Have you noticed that today’s movie villains are “motivated not by avarice but by social injustice?” Kareem Abdul-Jabbar has and he blames … Donald Trump.
Abdul-Jabbar, the NBA legend, is now a contributing editor for the Hollywood Reporter and an elite social justice warrior -- back in 2017 his finely tuned outrage censor detected bigotry in La La Land.
Now he’s diagnosing the “sudden shift to villains who are morally woke” in Hollywood movies. It’s “a reaction to the harsh reality that the greedy overlords of moral anemia, as represented by Trump's draconian policies, are already in power.” Abdul-Jabbar claims that “our villains no longer are a warning of what horrors might come should they succeed but an exploration of our own collusion and collaboration in propelling our current leaders to power” while “allowing them to lessen our rights, alienate our allies, cozy up to our enemies and privately amass huge personal profits from their policies.”

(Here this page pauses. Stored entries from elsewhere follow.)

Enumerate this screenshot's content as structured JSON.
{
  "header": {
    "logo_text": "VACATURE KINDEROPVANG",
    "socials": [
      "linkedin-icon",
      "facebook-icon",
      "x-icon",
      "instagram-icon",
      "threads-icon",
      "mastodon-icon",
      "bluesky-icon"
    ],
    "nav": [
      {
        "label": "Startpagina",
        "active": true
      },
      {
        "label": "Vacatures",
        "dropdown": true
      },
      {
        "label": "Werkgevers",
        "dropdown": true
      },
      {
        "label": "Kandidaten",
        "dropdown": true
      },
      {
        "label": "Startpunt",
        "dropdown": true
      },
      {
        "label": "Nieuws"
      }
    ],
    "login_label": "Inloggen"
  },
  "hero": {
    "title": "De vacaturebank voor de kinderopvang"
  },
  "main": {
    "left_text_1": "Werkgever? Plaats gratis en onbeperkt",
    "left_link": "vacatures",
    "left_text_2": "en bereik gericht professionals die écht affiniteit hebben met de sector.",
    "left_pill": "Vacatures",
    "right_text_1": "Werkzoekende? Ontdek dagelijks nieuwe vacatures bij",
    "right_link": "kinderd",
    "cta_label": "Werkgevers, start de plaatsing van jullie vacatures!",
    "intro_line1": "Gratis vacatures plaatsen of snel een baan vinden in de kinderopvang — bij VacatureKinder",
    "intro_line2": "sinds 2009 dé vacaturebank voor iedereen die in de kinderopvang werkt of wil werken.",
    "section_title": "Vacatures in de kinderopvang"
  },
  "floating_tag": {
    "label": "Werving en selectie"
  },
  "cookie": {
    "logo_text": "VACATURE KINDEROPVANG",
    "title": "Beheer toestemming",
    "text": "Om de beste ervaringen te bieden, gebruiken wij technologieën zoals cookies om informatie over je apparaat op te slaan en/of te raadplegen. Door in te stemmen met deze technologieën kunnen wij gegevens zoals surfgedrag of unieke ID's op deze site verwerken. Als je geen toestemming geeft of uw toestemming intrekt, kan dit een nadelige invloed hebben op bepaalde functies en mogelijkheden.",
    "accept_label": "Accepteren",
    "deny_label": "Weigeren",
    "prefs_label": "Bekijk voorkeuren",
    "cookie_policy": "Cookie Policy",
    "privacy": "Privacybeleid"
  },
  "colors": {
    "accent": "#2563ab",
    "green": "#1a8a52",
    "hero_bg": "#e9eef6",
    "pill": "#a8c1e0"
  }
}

“Dr. Nos and Ernst Blofelds are roaming the White House putting toddlers in cages, attacking news organizations, suppressing the rights of the marginalized and generally dismantling American values at will,” causing people to ask “who then will fulfill the role of villain in our stories?”
The motivation behind the recent villains “force the audience to wonder whether they really are evil douches or just dark visionaries with savior complexes.” Thanos from Infinity War, for example, “wants to free people from the poverty and inevitable extinction caused by overpopulation,” Abdul-Jabbar thinks Thanos is “right in pointing out the massive devastation caused by overpopulation that threatens to destroy everyone eventually.” He then uses an analogy of an overcrowded lifeboat to explain the rationale.
Abdul-Jabbar thinks our moral betters in Hollywood -- and the comic book movies they vomit out monthly -- are calling us to be better.
“These stories are meant to challenge our political values because the administration of Donald Trump has created a challenge to American political morality” claiming that “the real villains of these movies are those who let this despairing situation come about: us.” Even after the heroes “defeat the villains, the problems that the villains tried to solve are still there, ticking away like time bombs.”
Abdul-Jabbar believes that “we want to be good, we just don't want to be bothered to do good” because “we think pledging allegiance is the same as taking a public stance that actually defends the principles of the Constitution.”
Sheesh, forget the villains. Why would the heroes want to save anyone as weak and cowardly as Americans?